В этот день рано утром ворвался в камеру через решетку окна воробышек. Несколько раз он ударился о стекло другого окна и упал на подоконник. Потом неожиданно полетел в глубь камеры, покружился и сел на плечо к шагавшему взад и вперед Реброву. Ребров взял пичугу в руки (по желтым полоскам около клюва видно было, что это еще птенец) и подошел к окну. Одной рукой ухватившись за низ решетки, он потянул свое тело к высокому тюремному окну и высунул на улицу руку с воробьем. Воробей вспорхнул на ближайший тополь. Неожиданный выстрел ошарашил камеру. Ребров отскочил от окна. С мизинца его левой руки капала кровь.
— Сволочи, — невольно выругался он и стал бинтовать тряпкой палец, который был поцарапан куском штукатурки, отбитым от стены пулей. Арестанты сгрудились около него, когда загремел засов. Старший надзиратель с хриплой руганью обрушился на них.
— Выходи вперед, кто выбросил сверток! Хуже будет. Выходи сам!
Ребров сделал два шага вперед.
— Я подходил к окну, но свертков не бросал, а выпустил воробья.
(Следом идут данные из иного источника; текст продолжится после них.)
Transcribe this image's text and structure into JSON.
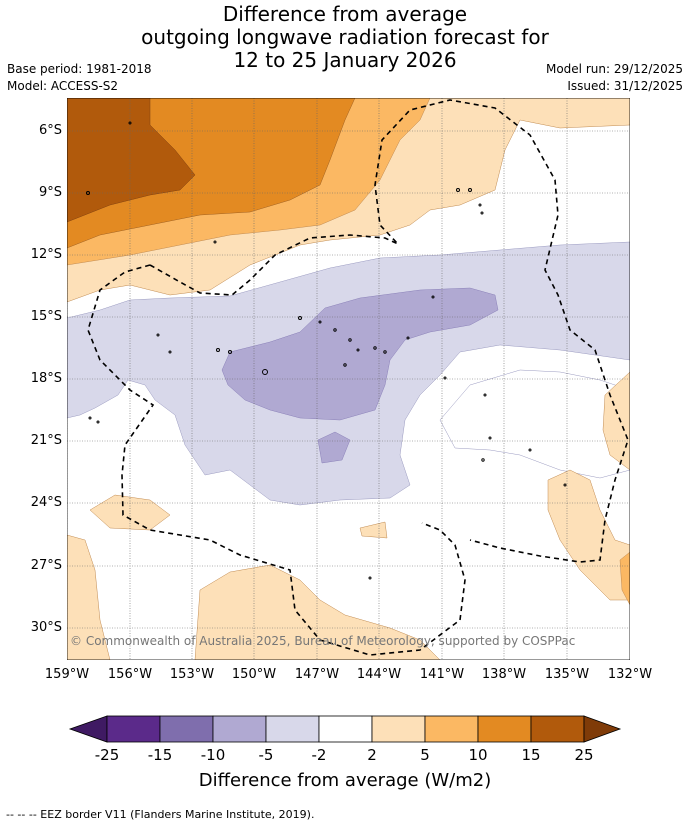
{
  "title": {
    "line1": "Difference from average",
    "line2": "outgoing longwave radiation forecast for",
    "line3": "12 to 25 January 2026"
  },
  "meta": {
    "base_period": "Base period: 1981-2018",
    "model": "Model: ACCESS-S2",
    "model_run": "Model run: 29/12/2025",
    "issued": "Issued: 31/12/2025"
  },
  "credit": "© Commonwealth of Australia 2025, Bureau of Meteorology, supported by COSPPac",
  "lat_labels": [
    "6°S",
    "9°S",
    "12°S",
    "15°S",
    "18°S",
    "21°S",
    "24°S",
    "27°S",
    "30°S"
  ],
  "lon_labels": [
    "159°W",
    "156°W",
    "153°W",
    "150°W",
    "147°W",
    "144°W",
    "141°W",
    "138°W",
    "135°W",
    "132°W"
  ],
  "colorbar": {
    "ticks": [
      "-25",
      "-15",
      "-10",
      "-5",
      "-2",
      "2",
      "5",
      "10",
      "15",
      "25"
    ],
    "colors": [
      "#3f1a63",
      "#5b2a8a",
      "#7f6ead",
      "#b0a9d2",
      "#d8d8ea",
      "#ffffff",
      "#fde0b8",
      "#fbb863",
      "#e38a22",
      "#b15a0c",
      "#7f3b08"
    ],
    "title": "Difference from average (W/m2)"
  },
  "footer": "--  --  -- EEZ border V11 (Flanders Marine Institute, 2019)."
}
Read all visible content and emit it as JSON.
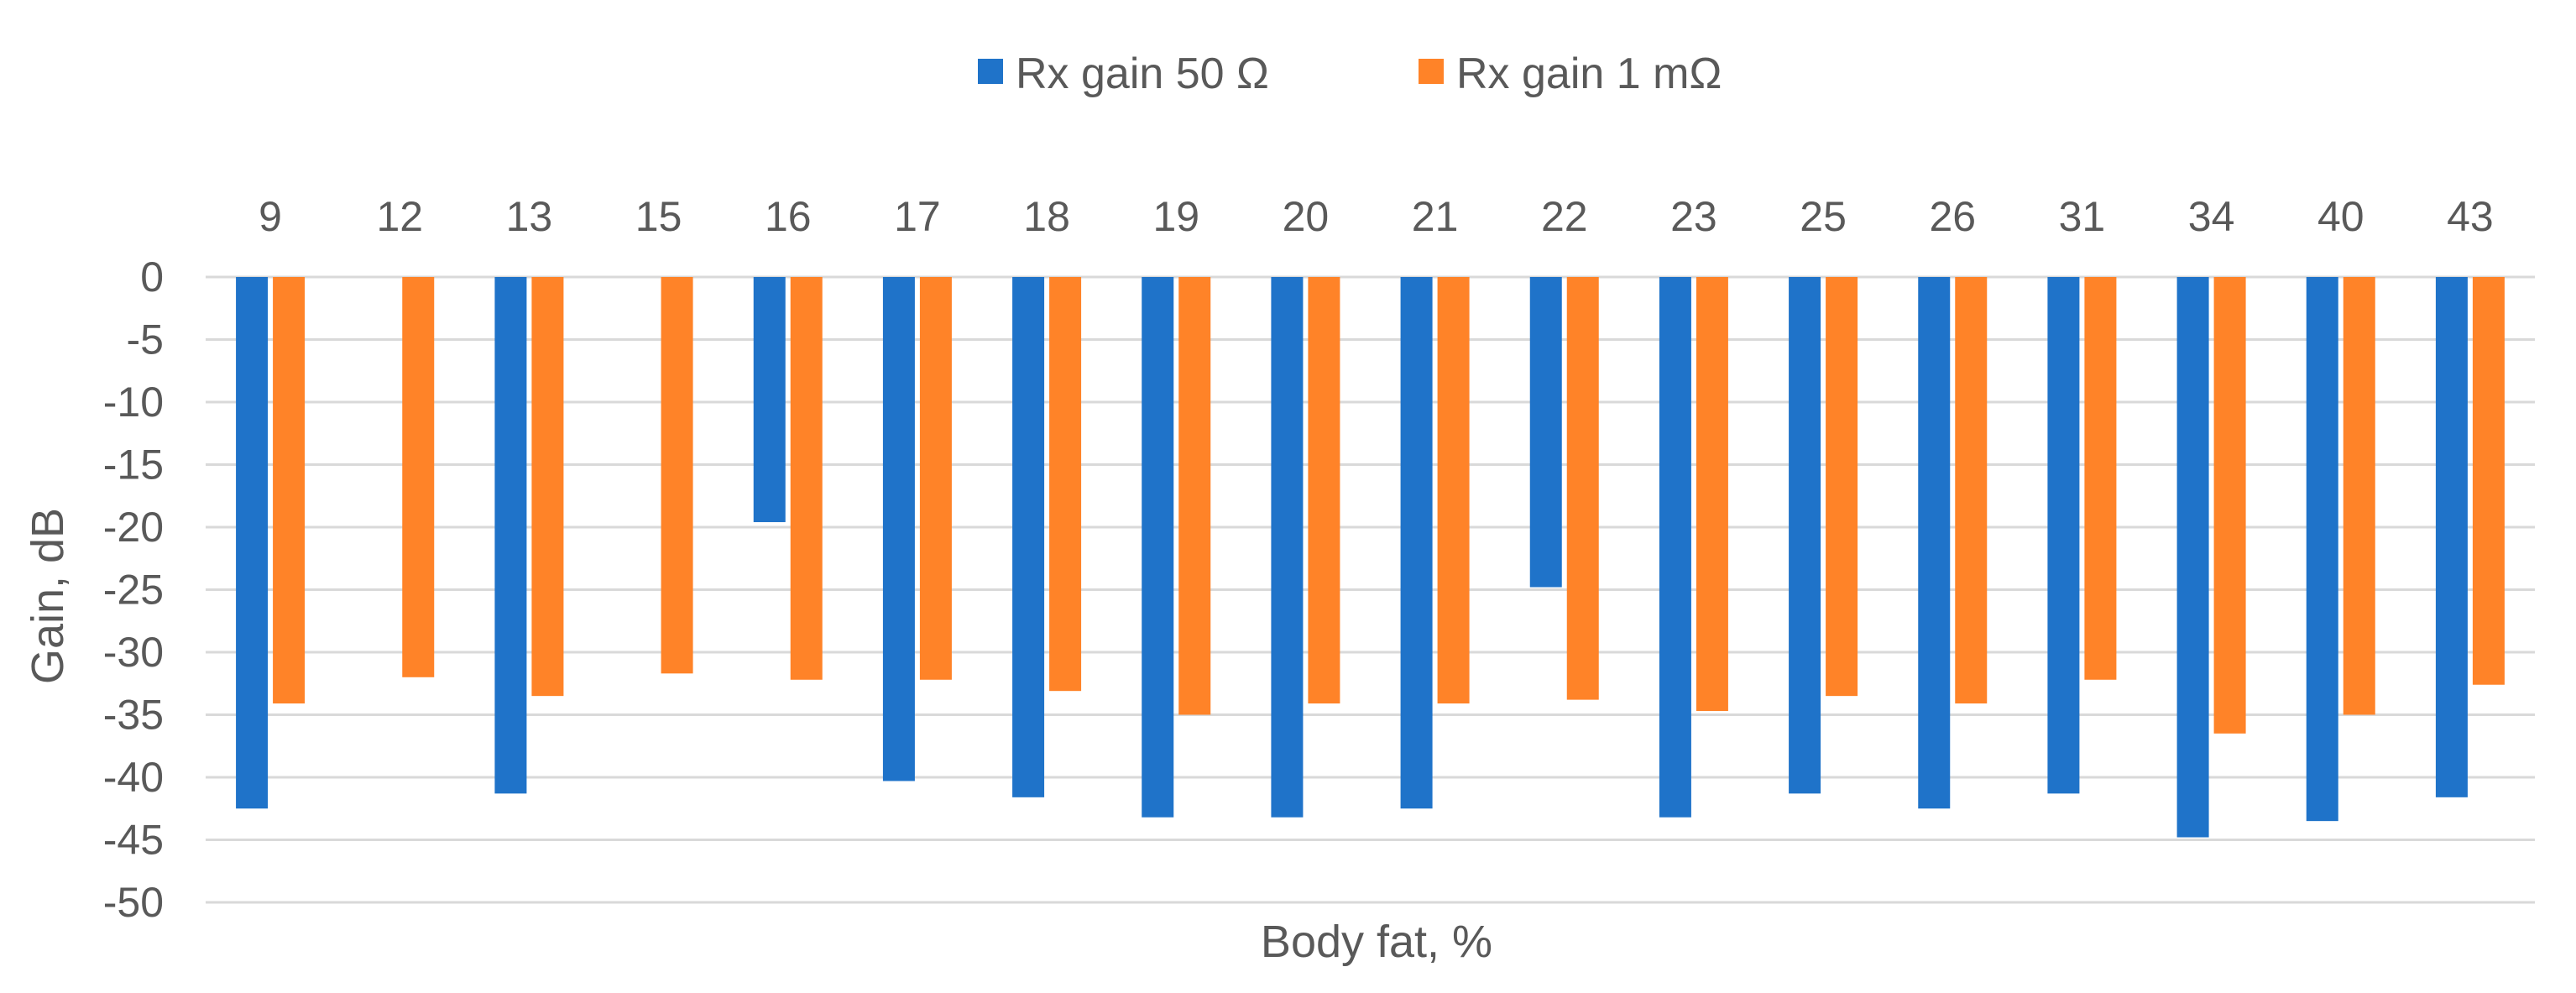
{
  "chart_data": {
    "type": "bar",
    "title": "",
    "xlabel": "Body fat, %",
    "ylabel": "Gain, dB",
    "categories": [
      "9",
      "12",
      "13",
      "15",
      "16",
      "17",
      "18",
      "19",
      "20",
      "21",
      "22",
      "23",
      "25",
      "26",
      "31",
      "34",
      "40",
      "43"
    ],
    "series": [
      {
        "name": "Rx gain 50 Ω",
        "color": "#1F73C9",
        "values": [
          -42.5,
          null,
          -41.3,
          null,
          -19.6,
          -40.3,
          -41.6,
          -43.2,
          -43.2,
          -42.5,
          -24.8,
          -43.2,
          -41.3,
          -42.5,
          -41.3,
          -44.8,
          -43.5,
          -41.6
        ]
      },
      {
        "name": "Rx gain 1 mΩ",
        "color": "#FF8328",
        "values": [
          -34.1,
          -32.0,
          -33.5,
          -31.7,
          -32.2,
          -32.2,
          -33.1,
          -35.0,
          -34.1,
          -34.1,
          -33.8,
          -34.7,
          -33.5,
          -34.1,
          -32.2,
          -36.5,
          -35.0,
          -32.6
        ]
      }
    ],
    "ylim": [
      -50,
      0
    ],
    "yticks": [
      0,
      -5,
      -10,
      -15,
      -20,
      -25,
      -30,
      -35,
      -40,
      -45,
      -50
    ],
    "grid": true,
    "legend_position": "top-center",
    "x_tick_position": "top"
  }
}
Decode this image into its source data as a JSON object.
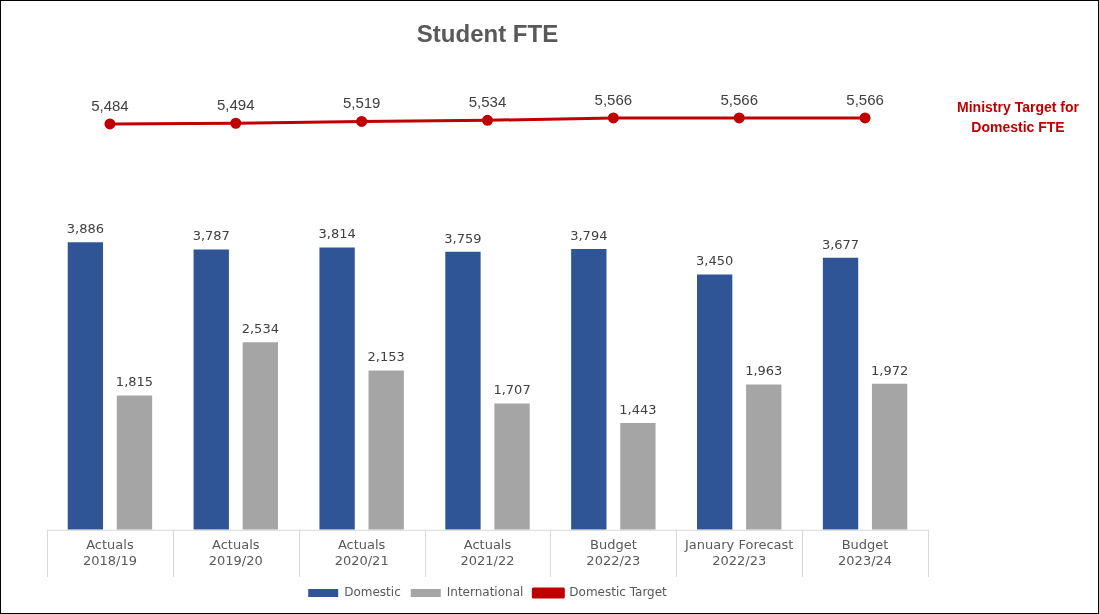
{
  "chart_data": {
    "type": "bar",
    "title": "Student FTE",
    "categories": [
      "Actuals\n2018/19",
      "Actuals\n2019/20",
      "Actuals\n2020/21",
      "Actuals\n2021/22",
      "Budget\n2022/23",
      "January Forecast\n2022/23",
      "Budget\n2023/24"
    ],
    "series": [
      {
        "name": "Domestic",
        "color": "#2f5597",
        "values": [
          3886,
          3787,
          3814,
          3759,
          3794,
          3450,
          3677
        ],
        "value_labels": [
          "3,886",
          "3,787",
          "3,814",
          "3,759",
          "3,794",
          "3,450",
          "3,677"
        ]
      },
      {
        "name": "International",
        "color": "#a5a5a5",
        "values": [
          1815,
          2534,
          2153,
          1707,
          1443,
          1963,
          1972
        ],
        "value_labels": [
          "1,815",
          "2,534",
          "2,153",
          "1,707",
          "1,443",
          "1,963",
          "1,972"
        ]
      },
      {
        "name": "Domestic Target",
        "type": "line",
        "color": "#c00000",
        "marker": "circle",
        "values": [
          5484,
          5494,
          5519,
          5534,
          5566,
          5566,
          5566
        ],
        "value_labels": [
          "5,484",
          "5,494",
          "5,519",
          "5,534",
          "5,566",
          "5,566",
          "5,566"
        ]
      }
    ],
    "annotations": [
      "Ministry Target for\nDomestic FTE"
    ],
    "grid": false,
    "legend": "bottom"
  }
}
— Молчать! Фамилия? Ответишь теперь… Воробья выпустил! Знаем мы этих воробьев. Сам воробья получишь.
Двери снова захлопнулись за старшим, и Ребров остался ожидать расправы за нарушение приказа тюремного начальства. Арестанты сочувствовали ему.
— Зачем вышел? Мы б тебя не выдали.
— Тогда всех бы вас подвел под наказание.
— Не к добру это тебе птица села на плечо, — посулил пожилой железнодорожник, — кабы не было беды тебе, Чистяков.
Воробьиная история и выстрел взволновали на весь день тюрьму, и особенно камеру Реброва. День прошел быстрее, чем обычно, и после вечерней проверки те, кто рассчитывал в ту ночь не попасть в число расстрелянных, могли мирно укладываться спать до завтрашнего утра. Вдруг в восьмом часу вечера необычные шаги раздались по коридору.
— Рано сегодня, — соображал кто-то из арестантов вслух.
— Из которой? Не из нашей ли?
— К нам, к нам, — прошептали несколько голосов.
Шаги смолкли у дверей. Двери раскрылись.
— Чистяков! Собирайся!
— Я готов.
— С вещами.
«Узнали», — мелькнула у Реброва мысль.
С вещами и после вечерней проверки отсюда уходили только навсегда. Сомнений быть больше не могло.
— Торопись! — рычал надзирательский бас.
Руки немножко одеревенели. Из вещей у Реброва были только корзинка от передачи, бутылки и подстилка.
— Оставь нам. Тебе все равно ни к чему, — шептал сзади какой-то тощий мужичонка.
— Возьми.
— Фуражку?
— На и ее.
— Говорил я: не к добру птица на человека садится, — пробормотал, не обращаясь ни к кому, железнодорожник.
— Идем, — резко сказал Ребров надзирателю.